ABSTRACT Background Atopic dermatitis (AD) is a common, relapsing inflammatory skin disease driven by an immune imbalance, microbial dysbiosis, and skin barrier impairment, culminating in (neurogenic) inflammation and itch. We hypothesized that the neuropeptide and pruritogen endothelin‐1 (ET‐1) contributes to AD pathology by impeding skin barrier formation via its cognate receptor ETAR and TRPA1, a cation channel involved in neurogenic inflammation, pain, and itch. Methods We utilized differentiated human keratinocytes and ex vivo human skin organ cultures in vitro to evaluate the impact of ET‐1 on human skin barrier function. ET‐1 effects were assessed at the RNA level by RT‐qPCR and at the protein level by quantitative immunofluorescence microscopy. Barrier integrity was monitored using real‐time cell analysis and transwell permeability assays. Results ET‐1 markedly reduced cell resistance in differentiated keratinocytes, an effect abrogated by the ETAR antagonist bosentan.

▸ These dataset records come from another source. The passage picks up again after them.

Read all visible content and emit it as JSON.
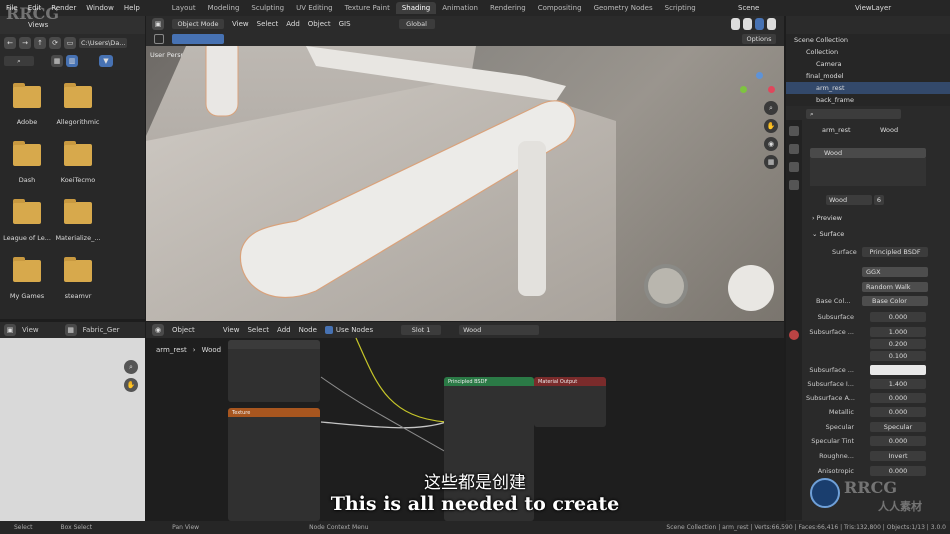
{
  "top_menu": [
    "File",
    "Edit",
    "Render",
    "Window",
    "Help"
  ],
  "workspaces": [
    "Layout",
    "Modeling",
    "Sculpting",
    "UV Editing",
    "Texture Paint",
    "Shading",
    "Animation",
    "Rendering",
    "Compositing",
    "Geometry Nodes",
    "Scripting"
  ],
  "active_workspace": "Shading",
  "scene_name": "Scene",
  "view_layer": "ViewLayer",
  "file_browser": {
    "title": "Views",
    "path": "C:\\Users\\Da...",
    "folders": [
      "Adobe",
      "Allegorithmic",
      "Dash",
      "KoeiTecmo",
      "League of Le...",
      "Materialize_...",
      "My Games",
      "steamvr"
    ]
  },
  "viewport": {
    "mode": "Object Mode",
    "menus": [
      "View",
      "Select",
      "Add",
      "Object",
      "GIS"
    ],
    "transform": "Global",
    "label": "User Perspective",
    "options": "Options"
  },
  "outliner": {
    "title": "Scene Collection",
    "rows": [
      {
        "label": "Collection",
        "selected": false
      },
      {
        "label": "Camera",
        "selected": false
      },
      {
        "label": "final_model",
        "selected": false
      },
      {
        "label": "arm_rest",
        "selected": true
      },
      {
        "label": "back_frame",
        "selected": false
      }
    ]
  },
  "properties": {
    "object": "arm_rest",
    "material": "Wood",
    "slot": "Wood",
    "material_field": "Wood",
    "users": "6",
    "preview": "Preview",
    "surface_header": "Surface",
    "surface_label": "Surface",
    "surface_value": "Principled BSDF",
    "distribution": "GGX",
    "subsurface_method": "Random Walk",
    "base_color_label": "Base Col...",
    "base_color_value": "Base Color",
    "rows": [
      {
        "label": "Subsurface",
        "value": "0.000"
      },
      {
        "label": "Subsurface ...",
        "value": "1.000"
      },
      {
        "label": "",
        "value": "0.200"
      },
      {
        "label": "",
        "value": "0.100"
      },
      {
        "label": "Subsurface ...",
        "value": ""
      },
      {
        "label": "Subsurface I...",
        "value": "1.400"
      },
      {
        "label": "Subsurface A...",
        "value": "0.000"
      },
      {
        "label": "Metallic",
        "value": "0.000"
      },
      {
        "label": "Specular",
        "value": "Specular"
      },
      {
        "label": "Specular Tint",
        "value": "0.000"
      },
      {
        "label": "Roughne...",
        "value": "Invert"
      },
      {
        "label": "Anisotropic",
        "value": "0.000"
      }
    ]
  },
  "image_editor": {
    "view": "View",
    "image": "Fabric_Ger"
  },
  "node_editor": {
    "menus": [
      "Object",
      "View",
      "Select",
      "Add",
      "Node"
    ],
    "use_nodes": "Use Nodes",
    "slot": "Slot 1",
    "material": "Wood",
    "breadcrumb": [
      "arm_rest",
      "Wood"
    ],
    "nodes": {
      "principled": "Principled BSDF",
      "output": "Material Output",
      "texture": "Texture"
    }
  },
  "status_bar": {
    "left": [
      "Select",
      "Box Select",
      "Pan View",
      "Node Context Menu"
    ],
    "right": "Scene Collection | arm_rest | Verts:66,590 | Faces:66,416 | Tris:132,800 | Objects:1/13 | 3.0.0"
  },
  "subtitles": {
    "zh": "这些都是创建",
    "en": "This is all needed to create"
  },
  "watermarks": [
    "RRCG",
    "人人素材"
  ]
}
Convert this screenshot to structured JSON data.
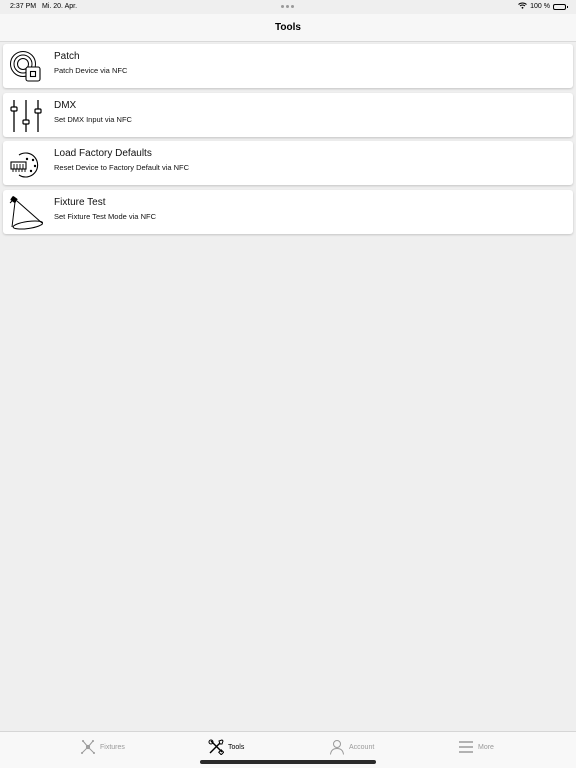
{
  "status_bar": {
    "time": "2:37 PM",
    "date": "Mi. 20. Apr.",
    "battery": "100 %"
  },
  "nav": {
    "title": "Tools"
  },
  "tools": [
    {
      "title": "Patch",
      "subtitle": "Patch Device via NFC",
      "icon": "patch-nfc-icon"
    },
    {
      "title": "DMX",
      "subtitle": "Set DMX Input via NFC",
      "icon": "dmx-sliders-icon"
    },
    {
      "title": "Load Factory Defaults",
      "subtitle": "Reset Device to Factory Default via NFC",
      "icon": "factory-defaults-icon"
    },
    {
      "title": "Fixture Test",
      "subtitle": "Set Fixture Test Mode via NFC",
      "icon": "fixture-spotlight-icon"
    }
  ],
  "tab_bar": {
    "items": [
      {
        "label": "Fixtures",
        "icon": "fixtures-icon",
        "active": false
      },
      {
        "label": "Tools",
        "icon": "tools-icon",
        "active": true
      },
      {
        "label": "Account",
        "icon": "account-icon",
        "active": false
      },
      {
        "label": "More",
        "icon": "menu-icon",
        "active": false
      }
    ]
  },
  "colors": {
    "background": "#efefef",
    "card": "#ffffff",
    "tab_inactive": "#9a9a9a",
    "tab_active": "#000000"
  }
}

ET‐1 significantly decreased expression of skin differentiation markers filaggrin and loricrin, and tight junction proteins occludin, claudin‐1, and claudin‐4, at mRNA and protein levels. ETAR‐specific siRNA in combination with ET‐1, rescued ET‐1‐mediated downregulation of filaggrin. Furthermore, TRPA1 antagonist HC‐030031 abrogated the impairing effect of ET‐1 on the skin barrier. We observed increased inflammatory responses of ET‐1‐stimulated keratinocytes, suggesting that the ET‐1‐initiated barrier disruption could be mediated by IL‐6 and IL‐1β and induced by TNF‐α. Conclusion Our findings suggest that a neurogenic inflammation axis ET‐1/ETAR/TRPA1 contributes to skin barrier impairment in AD by repressing differentiation markers and tight junction proteins. Additionally, we demonstrate ETAR‐blockage as a rational therapeutic modality for patients with AD.